All his friends and family were long dead, as were their relatives and their relatives’ relatives. His wife back on old Earth had remarried and his children had lived full lives a thousand years ago. So diluted and broken was the hereditary chain that there was little point in reconnecting. The current relatives that were alive were complete strangers to him, and him to them.

The Galatic Government had a fund that supported the first-wave colonizers and their families. The only beneficiaries left in it were a couple great, great grandchildren and some monuments, hospitals and schools, but the Fund added him to the list and began to pay monthly stipends in his name.

The local government of the fringe planet that had picked him up also provided a small, freehold property for him to live on and set him up to live out his retirement in relative comfort.

And so Captain Winkle found himself a public hero, comfortably looked-after, retired and with only time and a growing existential crisis to fill his days.

***

“Thanks, appreciate that,” Winkle said on the call, “Just to clarify, the Fund will keep paying its monthly and you will ensure all bills are settled from that. The excess can be saved. Great, thanks. Bye.”

He stood up from where he was sitting, downed the remaining bourbon in his glass and stumbled to his cellar. It was lined with lead and titanium, and had an in-built self-sustaining life-support system. The whole thing was run by an off-grid AI and sitting in the middle of the floor was a state-of-the-art cryogenic pod.

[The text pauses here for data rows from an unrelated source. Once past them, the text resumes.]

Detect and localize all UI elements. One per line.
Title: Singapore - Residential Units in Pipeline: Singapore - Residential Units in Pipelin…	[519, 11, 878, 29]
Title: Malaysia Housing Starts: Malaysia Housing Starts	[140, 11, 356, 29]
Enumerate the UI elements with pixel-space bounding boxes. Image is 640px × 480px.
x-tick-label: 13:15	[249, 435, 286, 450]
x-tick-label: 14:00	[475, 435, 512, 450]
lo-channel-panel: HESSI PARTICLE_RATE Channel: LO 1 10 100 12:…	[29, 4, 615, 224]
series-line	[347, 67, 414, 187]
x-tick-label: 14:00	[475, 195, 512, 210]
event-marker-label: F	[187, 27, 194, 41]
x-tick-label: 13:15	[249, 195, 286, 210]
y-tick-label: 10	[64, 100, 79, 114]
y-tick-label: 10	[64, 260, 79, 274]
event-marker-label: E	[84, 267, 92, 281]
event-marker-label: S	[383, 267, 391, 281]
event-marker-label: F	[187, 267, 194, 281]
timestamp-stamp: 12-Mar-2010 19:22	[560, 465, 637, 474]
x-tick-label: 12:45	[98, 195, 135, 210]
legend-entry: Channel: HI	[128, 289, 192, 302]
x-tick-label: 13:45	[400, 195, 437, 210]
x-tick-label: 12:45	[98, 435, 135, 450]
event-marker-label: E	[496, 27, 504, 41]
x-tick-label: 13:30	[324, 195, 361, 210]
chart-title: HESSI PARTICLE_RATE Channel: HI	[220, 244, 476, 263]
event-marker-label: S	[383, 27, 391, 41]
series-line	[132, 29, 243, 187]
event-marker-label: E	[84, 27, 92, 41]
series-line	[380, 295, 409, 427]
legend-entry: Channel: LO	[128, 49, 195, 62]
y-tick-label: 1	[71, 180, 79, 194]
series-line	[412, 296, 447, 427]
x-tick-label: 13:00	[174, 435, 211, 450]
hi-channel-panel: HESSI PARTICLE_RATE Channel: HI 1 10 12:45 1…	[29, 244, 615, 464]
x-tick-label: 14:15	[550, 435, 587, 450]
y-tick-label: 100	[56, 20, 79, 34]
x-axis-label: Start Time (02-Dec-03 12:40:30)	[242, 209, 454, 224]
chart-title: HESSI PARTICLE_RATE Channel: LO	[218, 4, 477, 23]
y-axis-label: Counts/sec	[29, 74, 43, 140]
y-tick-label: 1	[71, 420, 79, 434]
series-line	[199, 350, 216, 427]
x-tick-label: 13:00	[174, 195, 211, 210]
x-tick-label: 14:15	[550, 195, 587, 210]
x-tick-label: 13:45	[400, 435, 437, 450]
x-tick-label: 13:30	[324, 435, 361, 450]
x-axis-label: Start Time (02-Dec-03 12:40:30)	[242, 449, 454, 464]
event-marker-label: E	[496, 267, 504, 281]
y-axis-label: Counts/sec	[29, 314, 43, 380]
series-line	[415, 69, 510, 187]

He closed the cellar doors behind him. They hermetically sealed and the chamber’s life-support booted up, softly humming in the background.

He walked over to the cryogenic pod and put his hand on the glass, a strange smile on his face. He punched a series of instructions into the pod and the glass top opened, hissing, and ready for him to climb in.

“Let’s see in a thousand years, shall we,” he muttered to himself as he climbed in, “Maybe there’ll be some point then.”

The pod closed, sealing him in as the cryogenic process began. On the top of the pod he had scrawled a message for anyone that found him before the pre-set time, or, maybe, the message was for himself: RIP WINKLE.